OpSec and the Bitcoin business

There are a number of specialist topics in organisational OPSEC and concepts that need to be defined before going into detail. These include:

  • Trusted Computer Base (TCB). The totality of protection mechanisms within a computer system including hardware, firmware, and software. The combination is responsible for enforcing a security policy.
  • Malware Management. Malware management is more than an anti-virus system. Any system that gives administrative control to a user allowing the loading or execution of any software has an increased vulnerability to malware (such as worms, viruses, and Trojans) and risk from unexpected software interactions. This can lead to the subversion of security controls.
  • Principle of Least Privilege. Never grant users more than the least level of access to a system that is needed for them to be able to complete their roles or jobs. That is, if a user needs read-only access to a file, set their permissions to only allow read access blocking write permissions such that they cannot modify the data.
  • Privileged operations. This type of operation includes the use of:
  1. operations system control commands,
  2. the ability to configure interfaces,
  3. rights to access audit logs,
  4. the ability to manage user accounts,
  5. the ability to configure security mechanisms and controls,
  6. the privileges to back up and restore data, etc.
  • Privacy. The privacy of data involves the protection of personal information from disclosure to an unauthorised party (either being an individual or organisation). This involves the maintenance of confidentiality.
  • Legal requirements. Adherence to the law and regulatory controls is the foundation or baseline upon which a security infrastructure can be built. At a minimum, it is necessary to adhere to the requirements imposed by law on the organisation.
  • Illegal activities. This involves being able to identify both the criminal and tortuous (see the “Information Systems Legislation” chapter) An organisation needs to be able to facilitate attribution. Attribution is the discovery of who is responsible and proving it through the use of evidence. The organisation should also be able to support non-repudiation of transactions.
  • Record retention. The oorganisation’s policy needs to define what information is collected, maintained and how long it is to be kept. This aspect of OPSEC is commonly driven by regulatory and legal requirements such as consent to monitoring, and financial controls (eg SEC filing or Tax rules).
  • Marking. Marking is the process of setting a classification on the data stored on media.
  • Handling. The transportation of media from one point or place to another securely is the realm of handling. This involves media control from purchase through to storage and lastly destruction.
  • Storage. Data needs to be stored in secured facilities. These should maintain the temperature and humidity within a controlled range.
  • MFFT. All media has a MTTF (mean time to failure). This is dictated by the number of times it can be re-used or a time based life.
  • Destruction. Any media that has reached or exceeded its MFFT needs to be replaced. When destroying the old media, it should first be purged before being destroyed. This process is commonly referred to as sanitation. This involves any number of processes that prepares the media for destruction. This could include wiping hard drives and other magnetic media or degaussing. The idea is to either return the media to its original pristine, unused state or render it permanently unusable and unrecoverable.
  • · PII. Personally Identifying Information (PII) is any information that may be used to identify an individual. This includes information such as a Social Security number (USA), TFN or Tax File Number (Australia), Credit Card and Banking details and other forms of ID.

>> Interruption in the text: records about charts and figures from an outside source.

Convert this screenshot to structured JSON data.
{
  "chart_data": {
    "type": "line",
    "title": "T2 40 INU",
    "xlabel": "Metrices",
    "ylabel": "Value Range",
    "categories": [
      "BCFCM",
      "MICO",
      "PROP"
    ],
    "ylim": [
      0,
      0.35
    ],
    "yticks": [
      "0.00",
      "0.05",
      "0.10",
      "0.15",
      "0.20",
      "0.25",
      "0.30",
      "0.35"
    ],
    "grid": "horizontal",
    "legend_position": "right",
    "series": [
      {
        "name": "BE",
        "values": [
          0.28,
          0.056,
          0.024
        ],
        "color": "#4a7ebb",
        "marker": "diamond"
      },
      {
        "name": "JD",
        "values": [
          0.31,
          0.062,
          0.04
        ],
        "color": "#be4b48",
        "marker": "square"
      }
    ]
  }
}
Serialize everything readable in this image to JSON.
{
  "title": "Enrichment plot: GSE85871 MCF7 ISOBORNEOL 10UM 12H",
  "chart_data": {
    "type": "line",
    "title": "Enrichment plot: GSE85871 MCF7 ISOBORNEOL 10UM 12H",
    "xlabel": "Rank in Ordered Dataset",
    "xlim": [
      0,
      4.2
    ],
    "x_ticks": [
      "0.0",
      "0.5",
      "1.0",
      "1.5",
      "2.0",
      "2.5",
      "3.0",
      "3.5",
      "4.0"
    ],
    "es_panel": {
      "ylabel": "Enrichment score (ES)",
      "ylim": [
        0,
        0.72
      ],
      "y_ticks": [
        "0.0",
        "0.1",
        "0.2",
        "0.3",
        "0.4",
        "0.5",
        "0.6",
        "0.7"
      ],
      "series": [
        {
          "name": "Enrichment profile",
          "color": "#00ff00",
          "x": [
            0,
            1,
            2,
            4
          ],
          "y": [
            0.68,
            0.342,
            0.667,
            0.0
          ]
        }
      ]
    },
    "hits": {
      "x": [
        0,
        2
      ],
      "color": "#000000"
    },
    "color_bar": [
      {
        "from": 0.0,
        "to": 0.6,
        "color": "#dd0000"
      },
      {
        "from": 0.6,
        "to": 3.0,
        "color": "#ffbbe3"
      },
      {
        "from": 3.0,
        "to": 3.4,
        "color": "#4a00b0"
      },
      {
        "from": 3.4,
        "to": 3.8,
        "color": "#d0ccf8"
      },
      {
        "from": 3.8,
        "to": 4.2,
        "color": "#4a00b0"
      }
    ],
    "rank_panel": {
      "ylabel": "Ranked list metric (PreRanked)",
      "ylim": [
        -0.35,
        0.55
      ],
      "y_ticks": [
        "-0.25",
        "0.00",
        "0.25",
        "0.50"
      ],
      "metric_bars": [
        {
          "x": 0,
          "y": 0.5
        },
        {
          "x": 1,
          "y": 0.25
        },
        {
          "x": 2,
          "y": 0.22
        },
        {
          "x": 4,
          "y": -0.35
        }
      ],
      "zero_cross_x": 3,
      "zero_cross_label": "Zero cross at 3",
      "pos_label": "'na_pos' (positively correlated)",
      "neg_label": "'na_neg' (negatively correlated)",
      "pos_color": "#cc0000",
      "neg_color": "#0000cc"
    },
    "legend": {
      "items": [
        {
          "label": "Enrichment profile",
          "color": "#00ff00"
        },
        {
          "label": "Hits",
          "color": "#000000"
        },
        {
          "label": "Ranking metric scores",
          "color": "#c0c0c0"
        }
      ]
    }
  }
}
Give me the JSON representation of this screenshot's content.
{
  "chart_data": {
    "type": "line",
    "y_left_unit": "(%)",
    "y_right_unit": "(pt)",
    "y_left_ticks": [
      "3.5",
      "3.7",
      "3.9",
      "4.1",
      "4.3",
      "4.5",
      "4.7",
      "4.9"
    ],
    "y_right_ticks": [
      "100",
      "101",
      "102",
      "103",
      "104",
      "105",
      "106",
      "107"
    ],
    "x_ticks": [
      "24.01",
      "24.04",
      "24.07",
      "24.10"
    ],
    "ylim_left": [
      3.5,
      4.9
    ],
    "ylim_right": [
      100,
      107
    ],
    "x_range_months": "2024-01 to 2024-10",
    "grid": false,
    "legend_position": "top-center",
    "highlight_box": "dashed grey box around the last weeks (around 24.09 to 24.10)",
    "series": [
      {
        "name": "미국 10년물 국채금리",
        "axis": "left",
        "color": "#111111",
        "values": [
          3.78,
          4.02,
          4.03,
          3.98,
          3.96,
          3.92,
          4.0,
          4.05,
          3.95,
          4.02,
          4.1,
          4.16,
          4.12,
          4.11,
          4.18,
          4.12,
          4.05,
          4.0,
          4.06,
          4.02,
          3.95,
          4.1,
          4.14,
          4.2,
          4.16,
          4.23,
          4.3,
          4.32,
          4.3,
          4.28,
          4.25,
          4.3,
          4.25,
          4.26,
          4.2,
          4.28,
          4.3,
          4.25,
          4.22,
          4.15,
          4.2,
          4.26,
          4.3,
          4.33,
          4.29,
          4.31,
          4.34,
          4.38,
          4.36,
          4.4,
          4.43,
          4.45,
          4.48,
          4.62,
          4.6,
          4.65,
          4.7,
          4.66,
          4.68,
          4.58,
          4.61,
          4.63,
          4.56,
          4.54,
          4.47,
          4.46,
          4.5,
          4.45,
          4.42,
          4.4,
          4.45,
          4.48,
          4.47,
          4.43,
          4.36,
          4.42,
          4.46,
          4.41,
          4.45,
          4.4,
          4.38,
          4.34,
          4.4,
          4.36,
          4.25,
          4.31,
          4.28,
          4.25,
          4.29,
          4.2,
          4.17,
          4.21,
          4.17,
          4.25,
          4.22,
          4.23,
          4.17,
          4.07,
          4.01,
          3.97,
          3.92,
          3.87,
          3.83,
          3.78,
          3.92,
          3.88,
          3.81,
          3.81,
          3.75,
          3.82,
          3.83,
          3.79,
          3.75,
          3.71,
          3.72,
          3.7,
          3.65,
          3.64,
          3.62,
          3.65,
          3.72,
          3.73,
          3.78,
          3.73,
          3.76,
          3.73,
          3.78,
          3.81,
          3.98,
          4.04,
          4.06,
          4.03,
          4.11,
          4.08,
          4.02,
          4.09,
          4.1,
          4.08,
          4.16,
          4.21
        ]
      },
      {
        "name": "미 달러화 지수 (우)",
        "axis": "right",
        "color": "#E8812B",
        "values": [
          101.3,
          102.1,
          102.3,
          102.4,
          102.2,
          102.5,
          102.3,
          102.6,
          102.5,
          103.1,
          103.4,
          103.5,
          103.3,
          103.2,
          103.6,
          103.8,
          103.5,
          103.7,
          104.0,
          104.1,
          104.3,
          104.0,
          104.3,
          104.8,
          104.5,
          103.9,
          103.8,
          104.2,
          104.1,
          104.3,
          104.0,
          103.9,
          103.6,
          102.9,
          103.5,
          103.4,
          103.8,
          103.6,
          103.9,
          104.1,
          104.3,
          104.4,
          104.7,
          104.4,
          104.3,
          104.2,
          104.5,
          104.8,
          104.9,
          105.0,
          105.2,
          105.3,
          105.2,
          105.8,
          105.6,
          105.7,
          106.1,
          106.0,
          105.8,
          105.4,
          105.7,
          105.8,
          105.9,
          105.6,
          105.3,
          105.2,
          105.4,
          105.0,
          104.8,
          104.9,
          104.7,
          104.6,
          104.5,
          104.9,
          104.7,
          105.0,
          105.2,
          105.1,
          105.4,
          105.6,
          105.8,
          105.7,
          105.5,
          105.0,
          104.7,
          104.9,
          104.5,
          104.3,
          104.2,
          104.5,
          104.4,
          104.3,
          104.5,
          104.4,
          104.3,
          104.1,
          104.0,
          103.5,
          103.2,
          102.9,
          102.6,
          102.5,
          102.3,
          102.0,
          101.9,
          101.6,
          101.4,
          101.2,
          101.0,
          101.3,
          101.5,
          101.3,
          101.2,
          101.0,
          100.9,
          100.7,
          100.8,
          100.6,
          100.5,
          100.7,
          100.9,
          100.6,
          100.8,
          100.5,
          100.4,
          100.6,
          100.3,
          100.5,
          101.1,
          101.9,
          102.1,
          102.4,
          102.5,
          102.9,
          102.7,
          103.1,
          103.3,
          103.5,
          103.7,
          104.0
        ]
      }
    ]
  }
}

In addition, there are a number of legal terms associated with operations security. Good corporate governance (and as an offshoot, good IT governance) require that due care and due diligence

  • Due Care. This involved the use of a reasonable level of care in order to guard the interests of the organisation from risk and consequently damage.
  • Due diligence. This is the practice of activities that are designed to maintain due care within the organisation.

Together due care and due diligence make the foundations of governance. Effective governance is often the only way to disprove negligence if an incident ends up as an action in a court of law.